Effect of initialisation within a 20yr multi-annual climate prediction system

Decadal climate predictions use state-of-the-art climate models and combine them with initialisation procedures to create information about our future. Their development has proven successful in the past years and offer a wide range of applications. One of them is the option to learn about the used climate models. With predictions usually aiming at time periods up to ten lead years it is often assumed that initialisation will wear off over time and the model will regress to results comparable to uninitialised simulations.

This contribution investigates decadal predictions over lead times of up to twenty years. The decadal prediction system is based on the Max Planck Institute Earth system model (MPI-ESM), uses atmospheric nudging and an oceanic Ensemble Kalman filter for initialisation and is applied for periods from 1960 onwards. We demonstrate that the effect of initialisation within the prediction can be found for long lead years and does not necessarily regresses back to the uninitialised simulation.
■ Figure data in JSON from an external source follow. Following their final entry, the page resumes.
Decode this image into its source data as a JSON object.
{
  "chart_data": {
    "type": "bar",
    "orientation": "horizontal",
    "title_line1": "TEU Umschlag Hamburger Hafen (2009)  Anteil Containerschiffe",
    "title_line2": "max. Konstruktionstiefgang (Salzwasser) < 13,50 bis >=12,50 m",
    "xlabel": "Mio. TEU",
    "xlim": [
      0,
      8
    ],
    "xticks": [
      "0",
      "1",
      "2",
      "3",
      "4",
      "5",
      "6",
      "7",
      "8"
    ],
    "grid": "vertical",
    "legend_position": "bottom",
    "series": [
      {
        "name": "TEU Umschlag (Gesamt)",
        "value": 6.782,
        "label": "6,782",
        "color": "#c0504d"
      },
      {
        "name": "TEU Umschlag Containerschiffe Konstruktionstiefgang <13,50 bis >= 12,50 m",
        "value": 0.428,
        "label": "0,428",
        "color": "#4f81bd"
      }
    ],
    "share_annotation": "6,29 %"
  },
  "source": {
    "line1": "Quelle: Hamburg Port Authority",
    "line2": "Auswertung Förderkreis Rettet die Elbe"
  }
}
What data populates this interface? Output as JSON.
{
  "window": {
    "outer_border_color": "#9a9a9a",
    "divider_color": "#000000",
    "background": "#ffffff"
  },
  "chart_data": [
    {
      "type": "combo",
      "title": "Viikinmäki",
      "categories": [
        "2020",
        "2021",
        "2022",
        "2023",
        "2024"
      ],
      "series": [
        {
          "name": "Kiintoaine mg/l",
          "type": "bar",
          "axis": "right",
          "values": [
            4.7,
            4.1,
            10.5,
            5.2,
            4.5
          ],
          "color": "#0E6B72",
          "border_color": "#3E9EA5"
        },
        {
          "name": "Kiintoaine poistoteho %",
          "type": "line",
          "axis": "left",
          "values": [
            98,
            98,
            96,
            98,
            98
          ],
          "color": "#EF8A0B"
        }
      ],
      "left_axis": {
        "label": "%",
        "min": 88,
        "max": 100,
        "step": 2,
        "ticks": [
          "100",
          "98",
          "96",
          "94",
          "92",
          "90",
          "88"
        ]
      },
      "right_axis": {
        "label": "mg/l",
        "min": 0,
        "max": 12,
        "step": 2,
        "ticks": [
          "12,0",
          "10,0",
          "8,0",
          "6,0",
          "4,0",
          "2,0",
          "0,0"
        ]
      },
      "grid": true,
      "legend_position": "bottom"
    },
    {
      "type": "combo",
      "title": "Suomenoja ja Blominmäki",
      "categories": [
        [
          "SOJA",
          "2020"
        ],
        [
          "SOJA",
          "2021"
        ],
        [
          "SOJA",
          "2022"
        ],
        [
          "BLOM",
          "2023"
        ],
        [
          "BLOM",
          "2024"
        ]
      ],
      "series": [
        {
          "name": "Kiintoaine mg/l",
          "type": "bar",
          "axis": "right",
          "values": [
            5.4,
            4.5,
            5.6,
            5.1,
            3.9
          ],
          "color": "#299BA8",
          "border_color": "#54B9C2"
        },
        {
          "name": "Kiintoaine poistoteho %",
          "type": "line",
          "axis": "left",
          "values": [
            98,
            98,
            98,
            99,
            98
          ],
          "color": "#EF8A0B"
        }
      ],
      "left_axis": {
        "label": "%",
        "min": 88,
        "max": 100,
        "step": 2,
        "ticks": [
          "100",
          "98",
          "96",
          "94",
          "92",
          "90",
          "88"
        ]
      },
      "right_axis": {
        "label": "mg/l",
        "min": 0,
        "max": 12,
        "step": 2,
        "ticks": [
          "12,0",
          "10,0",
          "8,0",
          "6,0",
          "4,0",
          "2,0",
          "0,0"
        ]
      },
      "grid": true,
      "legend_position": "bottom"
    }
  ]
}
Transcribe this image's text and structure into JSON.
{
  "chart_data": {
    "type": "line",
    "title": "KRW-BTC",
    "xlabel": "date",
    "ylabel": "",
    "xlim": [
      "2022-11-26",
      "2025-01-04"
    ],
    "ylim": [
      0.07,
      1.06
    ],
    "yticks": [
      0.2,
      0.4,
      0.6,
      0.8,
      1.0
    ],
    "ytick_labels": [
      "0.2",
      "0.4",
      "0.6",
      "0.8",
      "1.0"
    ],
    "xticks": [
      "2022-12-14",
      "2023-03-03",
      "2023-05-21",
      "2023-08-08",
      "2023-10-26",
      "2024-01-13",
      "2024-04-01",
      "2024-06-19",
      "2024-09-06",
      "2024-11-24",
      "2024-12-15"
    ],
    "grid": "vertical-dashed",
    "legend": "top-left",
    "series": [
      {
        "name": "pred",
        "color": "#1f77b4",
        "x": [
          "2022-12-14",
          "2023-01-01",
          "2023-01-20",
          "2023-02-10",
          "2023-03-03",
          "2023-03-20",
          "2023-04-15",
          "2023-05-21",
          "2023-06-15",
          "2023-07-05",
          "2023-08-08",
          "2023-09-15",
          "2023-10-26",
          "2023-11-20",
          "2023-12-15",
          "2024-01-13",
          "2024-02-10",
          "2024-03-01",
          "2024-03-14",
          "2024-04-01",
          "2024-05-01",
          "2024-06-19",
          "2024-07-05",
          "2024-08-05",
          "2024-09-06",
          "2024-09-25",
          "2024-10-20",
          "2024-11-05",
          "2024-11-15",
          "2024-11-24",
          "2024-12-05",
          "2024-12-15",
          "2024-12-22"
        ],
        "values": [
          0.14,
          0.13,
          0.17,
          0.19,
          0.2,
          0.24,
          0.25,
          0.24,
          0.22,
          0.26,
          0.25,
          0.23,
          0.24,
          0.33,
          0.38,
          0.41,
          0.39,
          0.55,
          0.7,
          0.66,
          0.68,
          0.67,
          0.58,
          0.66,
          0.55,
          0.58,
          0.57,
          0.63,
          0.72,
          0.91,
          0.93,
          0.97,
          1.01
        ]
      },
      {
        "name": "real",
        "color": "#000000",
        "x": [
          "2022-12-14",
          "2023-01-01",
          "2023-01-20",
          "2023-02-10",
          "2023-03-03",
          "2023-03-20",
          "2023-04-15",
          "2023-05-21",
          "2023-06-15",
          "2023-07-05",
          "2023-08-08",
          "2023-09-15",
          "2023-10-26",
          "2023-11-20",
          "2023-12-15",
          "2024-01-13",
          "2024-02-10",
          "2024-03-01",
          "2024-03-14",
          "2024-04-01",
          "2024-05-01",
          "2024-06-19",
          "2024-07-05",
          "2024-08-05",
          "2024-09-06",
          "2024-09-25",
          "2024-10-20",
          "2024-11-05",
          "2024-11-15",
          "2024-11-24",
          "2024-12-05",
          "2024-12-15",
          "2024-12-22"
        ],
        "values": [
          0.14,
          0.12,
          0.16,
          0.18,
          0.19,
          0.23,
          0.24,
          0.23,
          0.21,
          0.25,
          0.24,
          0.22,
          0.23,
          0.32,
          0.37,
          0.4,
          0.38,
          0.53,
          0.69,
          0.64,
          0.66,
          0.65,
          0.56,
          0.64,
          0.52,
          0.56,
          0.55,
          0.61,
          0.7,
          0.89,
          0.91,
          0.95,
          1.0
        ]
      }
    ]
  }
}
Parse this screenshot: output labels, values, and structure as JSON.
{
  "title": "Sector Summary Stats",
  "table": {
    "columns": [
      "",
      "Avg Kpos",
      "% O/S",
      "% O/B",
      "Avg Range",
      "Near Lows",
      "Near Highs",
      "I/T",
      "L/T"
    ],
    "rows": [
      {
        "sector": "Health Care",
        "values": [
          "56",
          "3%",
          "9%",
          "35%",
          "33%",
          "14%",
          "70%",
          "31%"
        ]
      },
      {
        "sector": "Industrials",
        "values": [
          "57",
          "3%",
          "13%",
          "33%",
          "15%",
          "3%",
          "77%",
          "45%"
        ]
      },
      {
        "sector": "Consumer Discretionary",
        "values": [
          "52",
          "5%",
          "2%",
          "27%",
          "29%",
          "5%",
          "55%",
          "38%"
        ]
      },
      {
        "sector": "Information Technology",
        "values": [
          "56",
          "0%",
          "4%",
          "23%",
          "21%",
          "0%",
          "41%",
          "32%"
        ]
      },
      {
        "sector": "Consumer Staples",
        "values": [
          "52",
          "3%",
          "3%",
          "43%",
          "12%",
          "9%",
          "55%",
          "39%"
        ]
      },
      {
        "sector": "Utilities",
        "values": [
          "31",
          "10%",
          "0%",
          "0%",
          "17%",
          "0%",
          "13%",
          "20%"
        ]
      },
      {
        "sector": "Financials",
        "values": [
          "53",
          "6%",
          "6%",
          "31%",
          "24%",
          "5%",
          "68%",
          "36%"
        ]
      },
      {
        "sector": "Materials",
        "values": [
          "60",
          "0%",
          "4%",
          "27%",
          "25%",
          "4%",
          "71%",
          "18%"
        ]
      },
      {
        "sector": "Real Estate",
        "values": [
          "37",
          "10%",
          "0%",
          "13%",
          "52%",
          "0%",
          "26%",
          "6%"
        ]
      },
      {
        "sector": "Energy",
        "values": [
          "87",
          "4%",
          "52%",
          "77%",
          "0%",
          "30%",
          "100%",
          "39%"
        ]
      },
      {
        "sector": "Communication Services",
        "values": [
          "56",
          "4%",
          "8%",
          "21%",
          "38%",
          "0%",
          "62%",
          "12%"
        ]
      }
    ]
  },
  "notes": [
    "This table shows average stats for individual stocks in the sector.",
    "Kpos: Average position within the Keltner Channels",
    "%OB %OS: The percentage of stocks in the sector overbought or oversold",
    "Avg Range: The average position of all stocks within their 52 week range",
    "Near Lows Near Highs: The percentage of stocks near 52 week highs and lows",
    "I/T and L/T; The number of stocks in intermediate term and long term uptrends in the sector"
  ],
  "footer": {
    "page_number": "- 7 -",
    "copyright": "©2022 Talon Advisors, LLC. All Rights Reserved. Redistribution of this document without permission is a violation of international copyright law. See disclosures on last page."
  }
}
We show that in some areas the prediction skill varies over time, while in others it persists or drops quickly. Examples are a consistently increased prediction skill compared to historical simulations in the North East Pacific or decreased prediction skill for lead years longer than ten in the South Atlantic. We also take a look at the Atlantic Meridional Overturning Circulation (AMOC) and its development over time. We show that the AMOC drifts on short time scales towards a new state, which is reached after about ten lead years. For decadal predictions with MPI-ESM we find that for large areas of the globe the correct determination of future developments of external forcings plays an important role. This asks the question whether the current approach to hindcasts is appropriate to determine our capability to predict the future.